Derek Valcourt has more on the protest and the message this group is trying to send.
This group launched their protest, saying the mayor is putting the Inner Harbor ahead of the city’s children.
Each year thousands of kids participate in city funded after-school programs like the one at Calvin Rodwell Elementary. Antoinette Bossard’s kids are among them.
But she and others from the grassroots faith-based organization BUILD now blast Mayor Stephanie Rawlings-Blake’s proposed budget, which includes a slight decrease in after-school funding. It’s down from $4.8 million in the 2012 budget to $4.6 million in 2013 as the city faces its third year of budget deficits.

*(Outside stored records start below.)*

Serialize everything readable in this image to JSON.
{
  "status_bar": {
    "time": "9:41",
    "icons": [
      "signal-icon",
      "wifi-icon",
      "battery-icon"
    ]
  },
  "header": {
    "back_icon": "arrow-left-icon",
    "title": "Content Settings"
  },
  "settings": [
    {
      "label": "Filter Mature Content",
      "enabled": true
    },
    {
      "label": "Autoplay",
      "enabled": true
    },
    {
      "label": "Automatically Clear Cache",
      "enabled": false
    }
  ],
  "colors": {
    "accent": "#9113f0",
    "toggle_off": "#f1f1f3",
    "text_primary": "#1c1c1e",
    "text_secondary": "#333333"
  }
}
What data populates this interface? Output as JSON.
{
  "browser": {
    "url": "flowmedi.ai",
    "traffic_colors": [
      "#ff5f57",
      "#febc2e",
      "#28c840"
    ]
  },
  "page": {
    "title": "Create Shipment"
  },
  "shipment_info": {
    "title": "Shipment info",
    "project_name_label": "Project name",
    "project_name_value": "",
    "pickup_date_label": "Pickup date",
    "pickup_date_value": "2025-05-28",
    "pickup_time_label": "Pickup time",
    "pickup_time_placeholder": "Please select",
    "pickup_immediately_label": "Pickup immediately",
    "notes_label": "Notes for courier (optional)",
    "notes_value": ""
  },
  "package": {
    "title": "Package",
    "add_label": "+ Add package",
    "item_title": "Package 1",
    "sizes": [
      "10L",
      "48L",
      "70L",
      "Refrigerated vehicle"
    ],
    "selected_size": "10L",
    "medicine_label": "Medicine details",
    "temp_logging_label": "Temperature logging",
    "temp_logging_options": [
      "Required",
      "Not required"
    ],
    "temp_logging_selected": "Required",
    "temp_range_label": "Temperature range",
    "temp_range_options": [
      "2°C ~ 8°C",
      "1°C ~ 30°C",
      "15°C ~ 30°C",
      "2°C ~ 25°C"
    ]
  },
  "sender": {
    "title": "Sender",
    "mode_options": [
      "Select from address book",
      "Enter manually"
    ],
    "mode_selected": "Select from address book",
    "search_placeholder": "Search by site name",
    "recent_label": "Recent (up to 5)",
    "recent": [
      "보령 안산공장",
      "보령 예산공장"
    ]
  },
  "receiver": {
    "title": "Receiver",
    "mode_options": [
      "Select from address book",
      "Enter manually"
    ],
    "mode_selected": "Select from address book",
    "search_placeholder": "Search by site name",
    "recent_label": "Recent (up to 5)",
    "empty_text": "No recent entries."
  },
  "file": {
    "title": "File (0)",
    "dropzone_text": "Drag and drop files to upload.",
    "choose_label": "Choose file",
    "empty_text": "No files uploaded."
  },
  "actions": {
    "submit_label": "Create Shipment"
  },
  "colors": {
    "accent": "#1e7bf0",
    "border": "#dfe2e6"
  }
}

They say that cut comes despite a verbal promise from the mayor to make major increases.
“She promised to double after-school funding,” said Rev. Andrew Foster Conners, BUILD clergy co-chair. “She didn’t have to. If she was going to cut it she could have said no. She said ‘Yes, I make the promise.’ And we expect her to be honest, and we expect her to keep her commitment.”
The mayor was not available to speak with WJZ. Her spokesperson insists the mayor never made a promise to increase after-school funding, saying BUILD is misrepresenting the question they asked her and her answer.
“Children need to be our top priority,” Conners said. “They find money for the Convention Center. They find it for the Superblock. They find it for Harbor East. They find it for Under Armour. We expect them to find it for our children. We will not allow any more public subsidies downtown until we put our children at the top of the priority list.”
BUILD officials insist they will be there to protest at any public hearings over subsidies for downtown and Inner Harbor projects.